Tuesday, January 8, 2008

Uncruel and Usual Capital Punishment, Part Seven

My last item from the Clark County (Indiana) prosecutor website:


Procedure: Shooting can be carried out by a single executioner who fires from short range at the back of the head or neck as in China. The traditional firing squad is made up of three to six shooters per prisoner who stand or kneel opposite the condemned who is usually tied to a chair or to a stake. Normally the shooters aim at the chest, since this is easier to hit than the head, causing rupture of the heart, great vessels, and lungs so that the condemned person dies of hemorrhage and shock. It is not unusual for the officer in charge to have to give the prisoner a pistol shot to the head to finish them off after the initial volley has failed to kill them.

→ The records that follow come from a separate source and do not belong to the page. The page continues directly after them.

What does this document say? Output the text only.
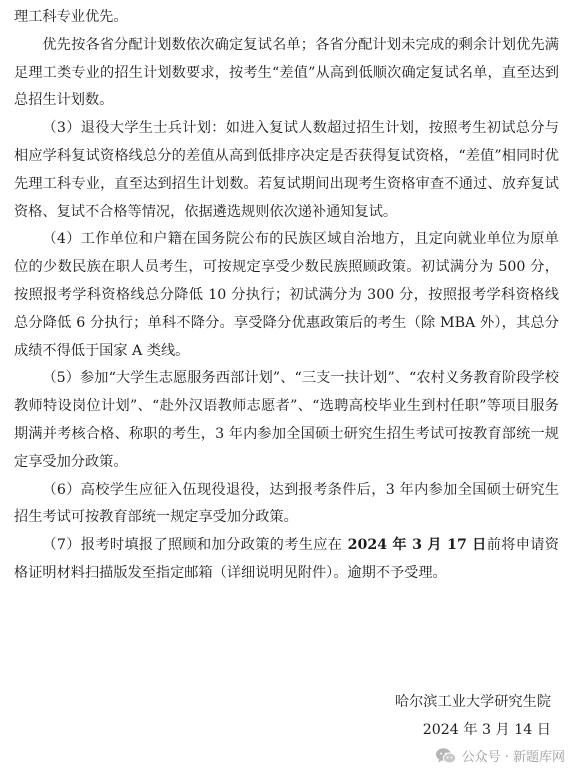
理工科专业优先。

优先按各省分配计划数依次确定复试名单；各省分配计划未完成的剩余计划优先满足理工类专业的招生计划数要求，按考生“差值”从高到低顺次确定复试名单，直至达到总招生计划数。

（3）退役大学生士兵计划：如进入复试人数超过招生计划，按照考生初试总分与相应学科复试资格线总分的差值从高到低排序决定是否获得复试资格，“差值”相同时优先理工科专业，直至达到招生计划数。若复试期间出现考生资格审查不通过、放弃复试资格、复试不合格等情况，依据遴选规则依次递补通知复试。

（4）工作单位和户籍在国务院公布的民族区域自治地方，且定向就业单位为原单位的少数民族在职人员考生，可按规定享受少数民族照顾政策。初试满分为 500 分，按照报考学科资格线总分降低 10 分执行；初试满分为 300 分，按照报考学科资格线总分降低 6 分执行；单科不降分。享受降分优惠政策后的考生（除 MBA 外），其总分成绩不得低于国家 A 类线。

（5）参加“大学生志愿服务西部计划”、“三支一扶计划”、“农村义务教育阶段学校教师特设岗位计划”、“赴外汉语教师志愿者”、“选聘高校毕业生到村任职”等项目服务期满并考核合格、称职的考生，3 年内参加全国硕士研究生招生考试可按教育部统一规定享受加分政策。

（6）高校学生应征入伍现役退役，达到报考条件后，3 年内参加全国硕士研究生招生考试可按教育部统一规定享受加分政策。

（7）报考时填报了照顾和加分政策的考生应在 2024 年 3 月 17 日前将申请资格证明材料扫描版发至指定邮箱（详细说明见附件）。逾期不予受理。

哈尔滨工业大学研究生院
2024 年 3 月 14 日
公众号 · 新题库网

The Utah statute authorizing execution by firing squad only provides: "If the judgment of death is to be carried out by shooting, the executive director of the department or his designee shall select a five-person firing squad of peace officers." At the appropriate time, the condemned offender is led to the execution area or chamber, which is used for both lethal injection and firing squad executions. The offender is placed in a specially designed chair which has a pan beneath it to catch and conceal blood and other fluids. Restraints are applied to the offender's arms, legs, chest and head. A head restraint is applied loosely around the offender's neck to hold his neck and head in an upright position. The offender is dressed in a dark blue outfit with a white cloth circle attached by Velcro to the area over the offender's heart. Behind the offender are sandbags to absorb the volley and prevent ricochets. Approximately 20 feet directly in front of the offender is a wall. This wall has firing ports for each member of the firing squad. The weapons used are 30_30 caliber rifles. No special ammunition is used. Following the offender's statement, a hood is placed over the offender's head. The warden leaves the room. The firing squad members stand in the firing position. They support their rifles on the platform rests. With their rifle barrels in the firing ports, the team members sight through open sights on the white cloth circle on the offender's chest. On the command to fire, the squad fires simultaneously. One squad member has a blank charge in his weapon but no member knows which member is designated to receive this blank charge. (See Utah Execution Procedures).

History: In recent history only two inmates have been executed by firing squad, both in Utah: Gary Gilmore (1977) and John Albert Taylor (1996). While the method was popular with the military in times of war, there has been one such execution since the Civil War: Private Eddie Slovak in WWII.

Current Application: Only 3 states, Idaho, Oklahoma, and Utah, currently authorize shooting as a method of execution, all as an alternative to lethal injection, depending upon the choice of the inmate, whether injection is “impractical, or the possibility of lethal injection being held unconstitutional. As of July 1, 2006, 2 of 1,029 (0.2%) executions performed since 1976 have been by firing squad.